Crist, on the other hand, centered his campaign on DeSantis, framing the Republican as a bully fixated on angling toward the presidency at the expense of the everyday problems of Floridians. At the candidates’ only debate, Crist repeatedly pressed the governor to commit to serving a full second term if election. DeSantis skirted the question.

Politically, the storm temporarily muted much of the bitter campaign rhetoric and provided DeSantis a platform to project a unifying tone as a competent crisis manager able to set aside the culture warrior and work with rivals such as Democratic President Joe Biden on response efforts.

A potential victory for DeSantis would serve to advance speculation of a 2024 presidential run, a question DeSantis has so far dodged as former President Donald Trump’s next move remains unclear. Trump, who credits himself for propelling DeSantis to a first term in the governor’s office, has grown frustrated with DeSantis’ refusal to rule out a 2024 run, according to people familiar with Trump’s thinking.

Crist, who served as a Republican governor of Florida from 2007 to 2011 and resigned a congressional seat to run this year, has been forced to fend off barbs about various stances held over his decades in Florida politics.

Crist’s Democratic primary challenger, Nikki Fried, frequently hammered him over his previous anti-abortion stance. Crist has pledged to protect abortion rights in Florida if elected, though the task may be difficult in a state government dominated by Republicans who recently passed a 15-week abortion ban expected to be upheld by the state Supreme Court.

Democrats, the minority party in the state government, face considerable challenges in a state recently considered to be a perennial political battleground but that has drifted to the right. Trump won the state twice and Republicans have been aggressive in organizing at the local level and made a sustained push on voter registration.

In a telling signal, GOP voters cast a greater number of ballots than Democrats in Miami-Dade County during the early voting period, increasing confidence that Republicans could take the county for the first time in two decades.

Last year, the GOP notched more registered voters in the state than Democrats for the first time in modern history, and then continued to widen the gap into November.
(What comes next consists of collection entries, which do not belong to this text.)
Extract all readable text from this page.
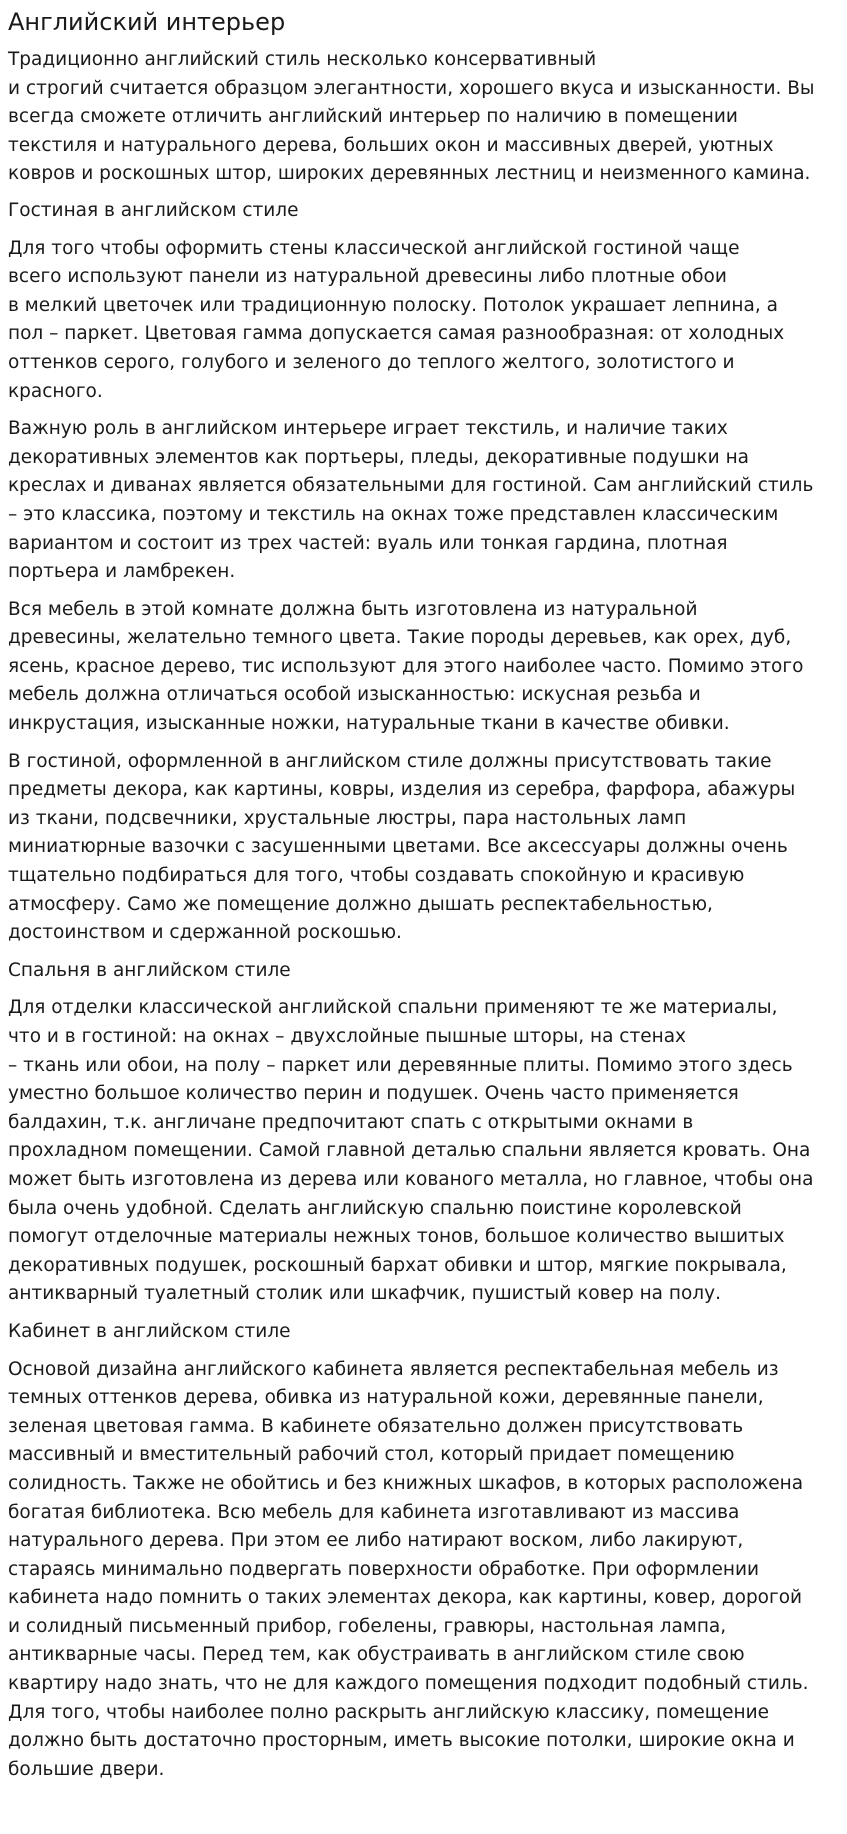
Английский интерьер
Традиционно английский стиль несколько консервативный
и строгий считается образцом элегантности, хорошего вкуса и изысканности. Вы
всегда сможете отличить английский интерьер по наличию в помещении
текстиля и натурального дерева, больших окон и массивных дверей, уютных
ковров и роскошных штор, широких деревянных лестниц и неизменного камина.
Гостиная в английском стиле
Для того чтобы оформить стены классической английской гостиной чаще
всего используют панели из натуральной древесины либо плотные обои
в мелкий цветочек или традиционную полоску. Потолок украшает лепнина, а
пол – паркет. Цветовая гамма допускается самая разнообразная: от холодных
оттенков серого, голубого и зеленого до теплого желтого, золотистого и
красного.
Важную роль в английском интерьере играет текстиль, и наличие таких
декоративных элементов как портьеры, пледы, декоративные подушки на
креслах и диванах является обязательными для гостиной. Сам английский стиль
– это классика, поэтому и текстиль на окнах тоже представлен классическим
вариантом и состоит из трех частей: вуаль или тонкая гардина, плотная
портьера и ламбрекен.
Вся мебель в этой комнате должна быть изготовлена из натуральной
древесины, желательно темного цвета. Такие породы деревьев, как орех, дуб,
ясень, красное дерево, тис используют для этого наиболее часто. Помимо этого
мебель должна отличаться особой изысканностью: искусная резьба и
инкрустация, изысканные ножки, натуральные ткани в качестве обивки.
В гостиной, оформленной в английском стиле должны присутствовать такие
предметы декора, как картины, ковры, изделия из серебра, фарфора, абажуры
из ткани, подсвечники, хрустальные люстры, пара настольных ламп
миниатюрные вазочки с засушенными цветами. Все аксессуары должны очень
тщательно подбираться для того, чтобы создавать спокойную и красивую
атмосферу. Само же помещение должно дышать респектабельностью,
достоинством и сдержанной роскошью.
Спальня в английском стиле
Для отделки классической английской спальни применяют те же материалы,
что и в гостиной: на окнах – двухслойные пышные шторы, на стенах
– ткань или обои, на полу – паркет или деревянные плиты. Помимо этого здесь
уместно большое количество перин и подушек. Очень часто применяется
балдахин, т.к. англичане предпочитают спать с открытыми окнами в
прохладном помещении. Самой главной деталью спальни является кровать. Она
может быть изготовлена из дерева или кованого металла, но главное, чтобы она
была очень удобной. Сделать английскую спальню поистине королевской
помогут отделочные материалы нежных тонов, большое количество вышитых
декоративных подушек, роскошный бархат обивки и штор, мягкие покрывала,
антикварный туалетный столик или шкафчик, пушистый ковер на полу.
Кабинет в английском стиле
Основой дизайна английского кабинета является респектабельная мебель из
темных оттенков дерева, обивка из натуральной кожи, деревянные панели,
зеленая цветовая гамма. В кабинете обязательно должен присутствовать
массивный и вместительный рабочий стол, который придает помещению
солидность. Также не обойтись и без книжных шкафов, в которых расположена
богатая библиотека. Всю мебель для кабинета изготавливают из массива
натурального дерева. При этом ее либо натирают воском, либо лакируют,
стараясь минимально подвергать поверхности обработке. При оформлении
кабинета надо помнить о таких элементах декора, как картины, ковер, дорогой
и солидный письменный прибор, гобелены, гравюры, настольная лампа,
антикварные часы. Перед тем, как обустраивать в английском стиле свою
квартиру надо знать, что не для каждого помещения подходит подобный стиль.
Для того, чтобы наиболее полно раскрыть английскую классику, помещение
должно быть достаточно просторным, иметь высокие потолки, широкие окна и
большие двери.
Still, the state’s large number of voters not affiliated with any party have the ability to swing an election.

Some Democrats have admitted that their previous organizing and registration efforts in Florida had mostly centered around presidential races, and there were concerns that big donors and the national wing of the party might cede the state after recent losses and DeSantis’ growing popularity.

The Democratic Governors Association has bristled at that characterization and said it considers Florida a competitive battleground. The organization has spent $685,000 to help elect Crist, a spokesperson said.
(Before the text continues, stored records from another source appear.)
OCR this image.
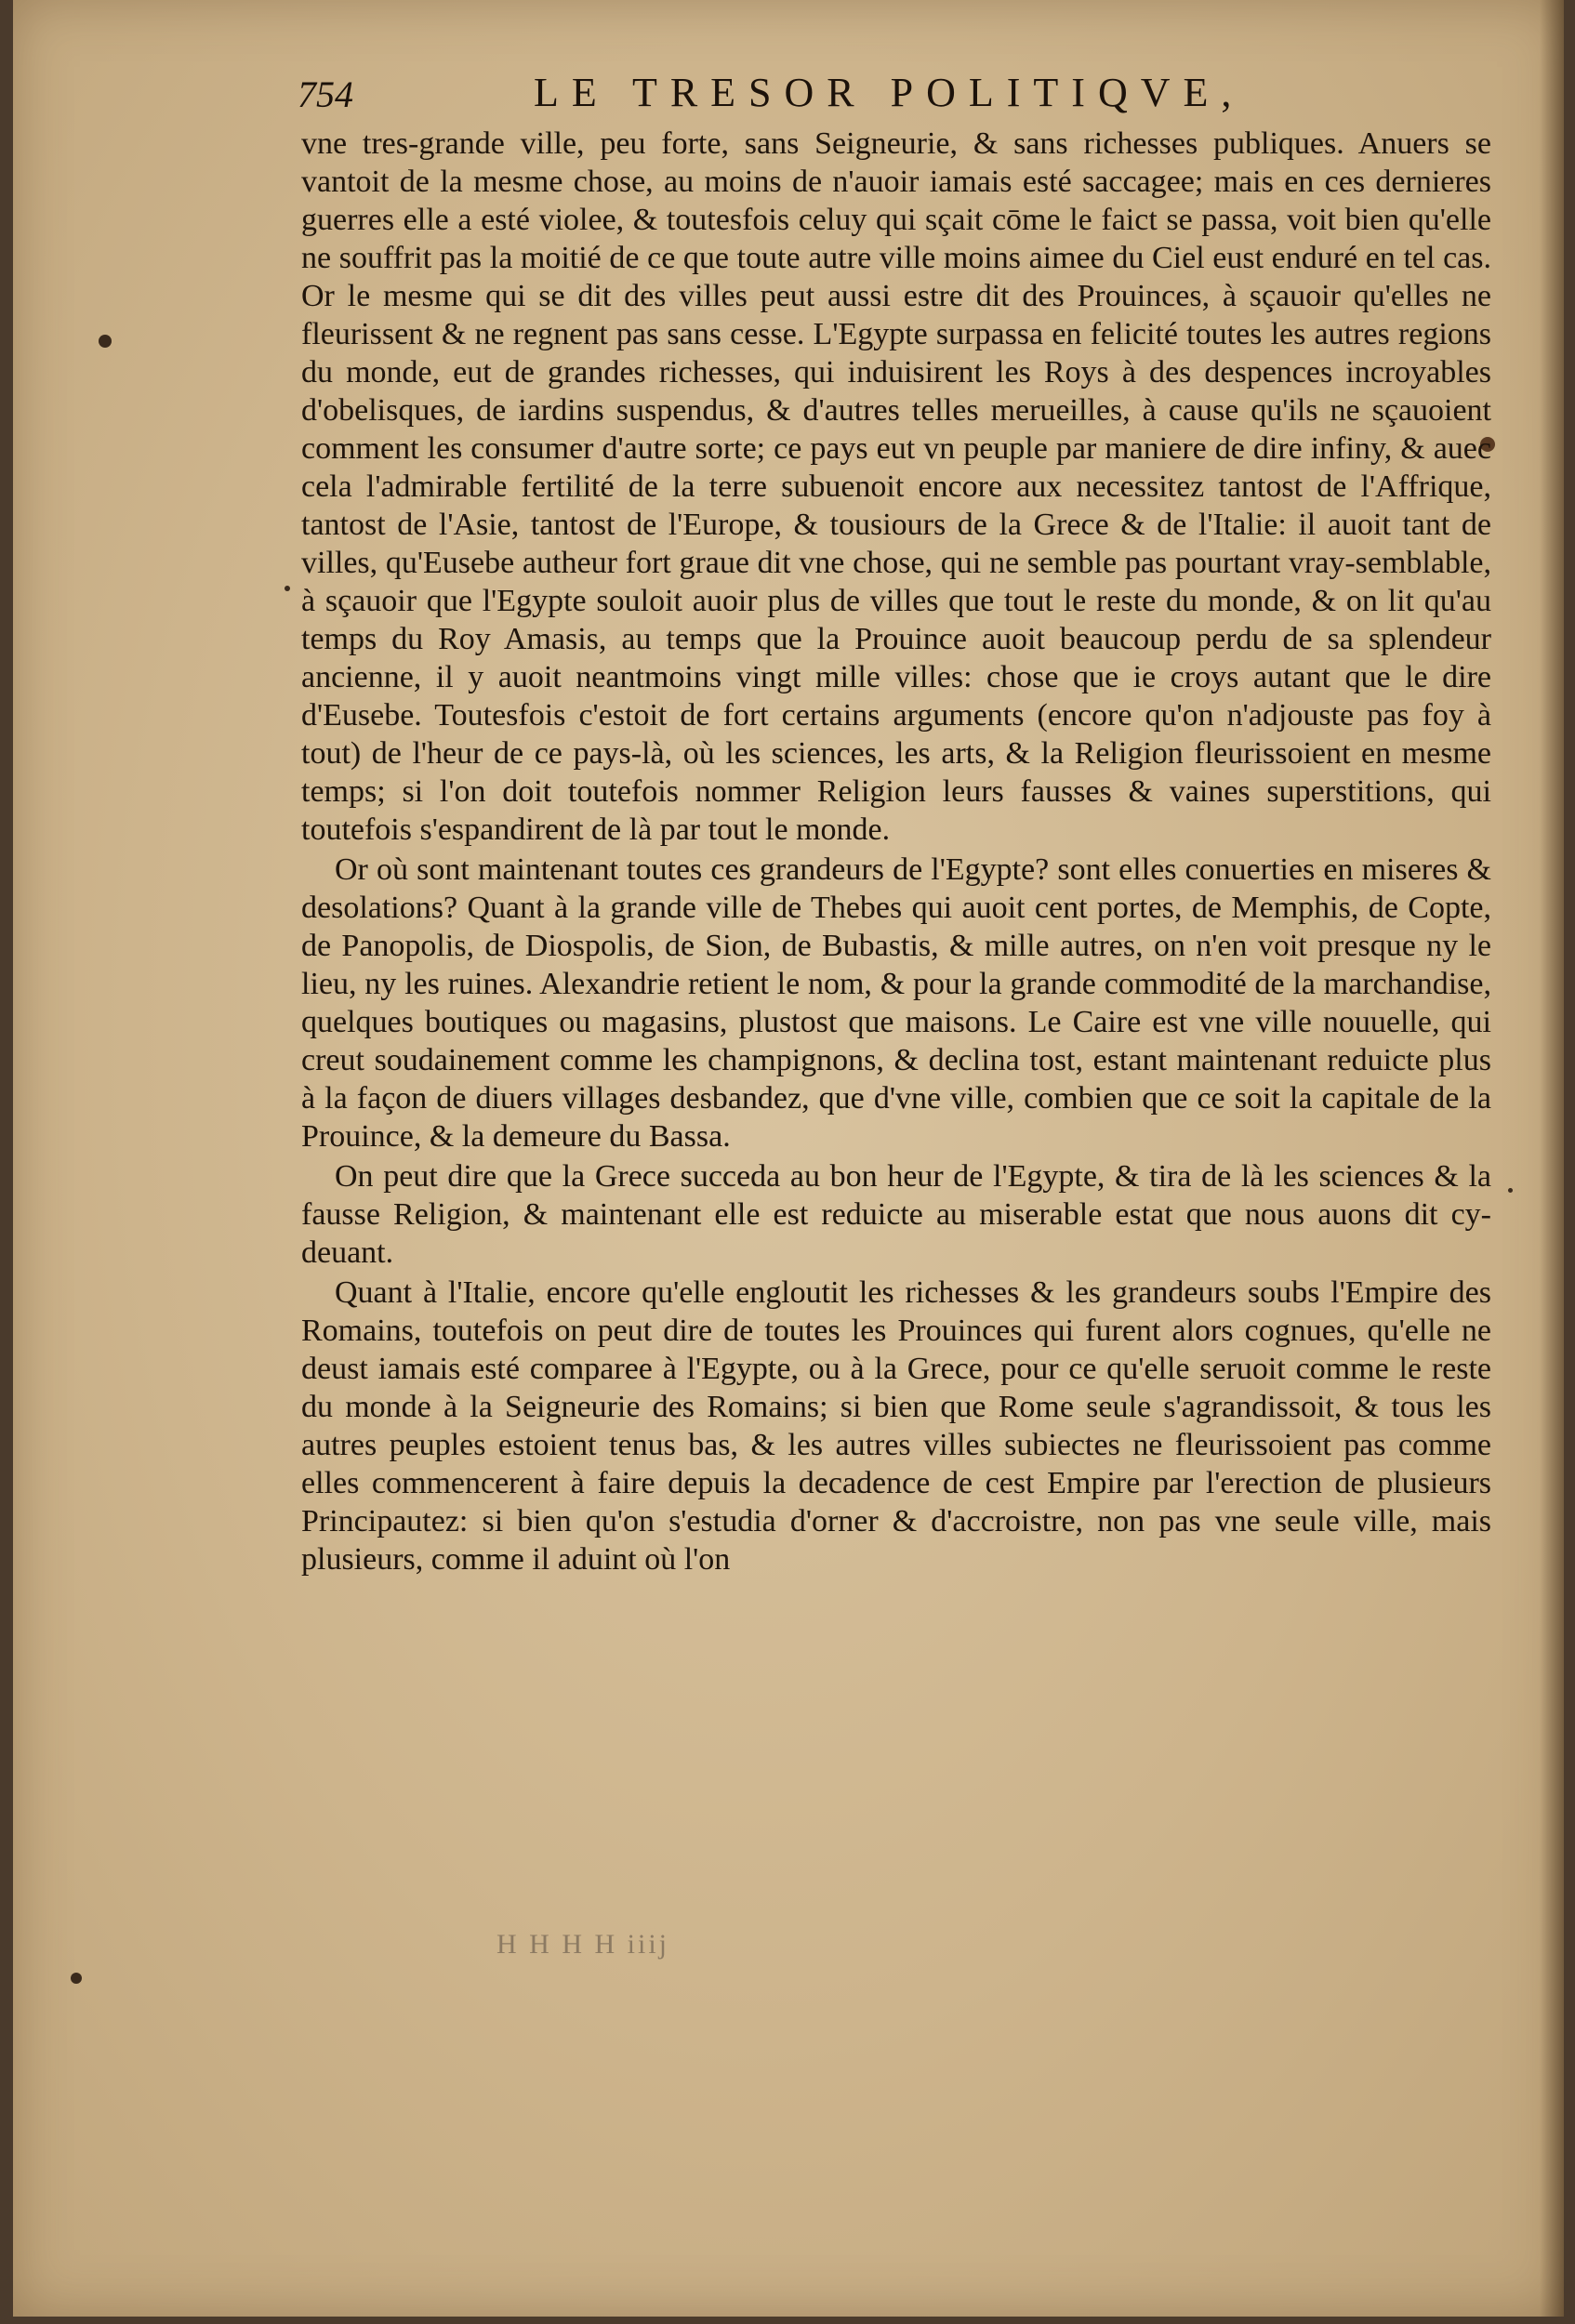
754	LE TRESOR POLITIQVE,

vne tres-grande ville, peu forte, sans Seigneurie, & sans richesses publiques. Anuers se vantoit de la mesme chose, au moins de n'auoir iamais esté saccagee; mais en ces dernieres guerres elle a esté violee, & toutesfois celuy qui sçait cōme le faict se passa, voit bien qu'elle ne souffrit pas la moitié de ce que toute autre ville moins aimee du Ciel eust enduré en tel cas. Or le mesme qui se dit des villes peut aussi estre dit des Prouinces, à sçauoir qu'elles ne fleurissent & ne regnent pas sans cesse. L'Egypte surpassa en felicité toutes les autres regions du monde, eut de grandes richesses, qui induisirent les Roys à des despences incroyables d'obelisques, de iardins suspendus, & d'autres telles merueilles, à cause qu'ils ne sçauoient comment les consumer d'autre sorte; ce pays eut vn peuple par maniere de dire infiny, & auec cela l'admirable fertilité de la terre subuenoit encore aux necessitez tantost de l'Affrique, tantost de l'Asie, tantost de l'Europe, & tousiours de la Grece & de l'Italie: il auoit tant de villes, qu'Eusebe autheur fort graue dit vne chose, qui ne semble pas pourtant vray-semblable, à sçauoir que l'Egypte souloit auoir plus de villes que tout le reste du monde, & on lit qu'au temps du Roy Amasis, au temps que la Prouince auoit beaucoup perdu de sa splendeur ancienne, il y auoit neantmoins vingt mille villes: chose que ie croys autant que le dire d'Eusebe. Toutesfois c'estoit de fort certains arguments (encore qu'on n'adjouste pas foy à tout) de l'heur de ce pays-là, où les sciences, les arts, & la Religion fleurissoient en mesme temps; si l'on doit toutefois nommer Religion leurs fausses & vaines superstitions, qui toutefois s'espandirent de là par tout le monde.

Or où sont maintenant toutes ces grandeurs de l'Egypte? sont elles conuerties en miseres & desolations? Quant à la grande ville de Thebes qui auoit cent portes, de Memphis, de Copte, de Panopolis, de Diospolis, de Sion, de Bubastis, & mille autres, on n'en voit presque ny le lieu, ny les ruines. Alexandrie retient le nom, & pour la grande commodité de la marchandise, quelques boutiques ou magasins, plustost que maisons. Le Caire est vne ville nouuelle, qui creut soudainement comme les champignons, & declina tost, estant maintenant reduicte plus à la façon de diuers villages desbandez, que d'vne ville, combien que ce soit la capitale de la Prouince, & la demeure du Bassa.

On peut dire que la Grece succeda au bon heur de l'Egypte, & tira de là les sciences & la fausse Religion, & maintenant elle est reduicte au miserable estat que nous auons dit cy-deuant.

Quant à l'Italie, encore qu'elle engloutit les richesses & les grandeurs soubs l'Empire des Romains, toutefois on peut dire de toutes les Prouinces qui furent alors cognues, qu'elle ne deust iamais esté comparee à l'Egypte, ou à la Grece, pour ce qu'elle seruoit comme le reste du monde à la Seigneurie des Romains; si bien que Rome seule s'agrandissoit, & tous les autres peuples estoient tenus bas, & les autres villes subiectes ne fleurissoient pas comme elles commencerent à faire depuis la decadence de cest Empire par l'erection de plusieurs Principautez: si bien qu'on s'estudia d'orner & d'accroistre, non pas vne seule ville, mais plusieurs, comme il aduint où l'on

H H H H iiij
The election will also unfold under the state’s controversial new Office of Election Crimes and Security, created at the request of DeSantis to address concerns in the GOP about voter fraud. The office notified county election supervisors in October of certain voters who could be ineligible to cast ballots due to prior felony convictions and requested counties prevent them from voting.
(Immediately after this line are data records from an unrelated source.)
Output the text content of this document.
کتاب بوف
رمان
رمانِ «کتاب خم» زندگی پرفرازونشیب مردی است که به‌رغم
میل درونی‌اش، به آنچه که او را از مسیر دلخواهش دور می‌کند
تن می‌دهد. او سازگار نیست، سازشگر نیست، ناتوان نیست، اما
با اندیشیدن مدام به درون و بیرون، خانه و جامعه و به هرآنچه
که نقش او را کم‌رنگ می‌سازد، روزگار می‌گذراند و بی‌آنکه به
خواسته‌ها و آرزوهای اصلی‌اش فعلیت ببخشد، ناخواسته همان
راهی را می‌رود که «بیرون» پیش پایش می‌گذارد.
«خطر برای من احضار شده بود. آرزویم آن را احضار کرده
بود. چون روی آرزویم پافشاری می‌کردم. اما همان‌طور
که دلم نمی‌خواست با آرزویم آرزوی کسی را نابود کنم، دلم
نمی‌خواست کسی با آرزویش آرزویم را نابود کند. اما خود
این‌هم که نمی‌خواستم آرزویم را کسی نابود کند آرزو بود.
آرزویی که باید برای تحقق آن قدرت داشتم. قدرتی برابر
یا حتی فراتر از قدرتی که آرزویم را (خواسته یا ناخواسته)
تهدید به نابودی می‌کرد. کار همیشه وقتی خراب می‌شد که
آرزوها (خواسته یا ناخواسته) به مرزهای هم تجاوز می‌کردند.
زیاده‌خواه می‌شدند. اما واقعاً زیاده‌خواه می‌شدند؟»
The move follows the office’s arrest of 20 people for illegally voting in 2020, the first major election since a state constitutional amendment allowed many felons to have voting rights automatically restored, except for those convicted of murder or felony sexual assault or those who still owe fines or restitution. One of those 20 people had his case recently dismissed by a Miami judge, though the governor is expected to appeal the ruling.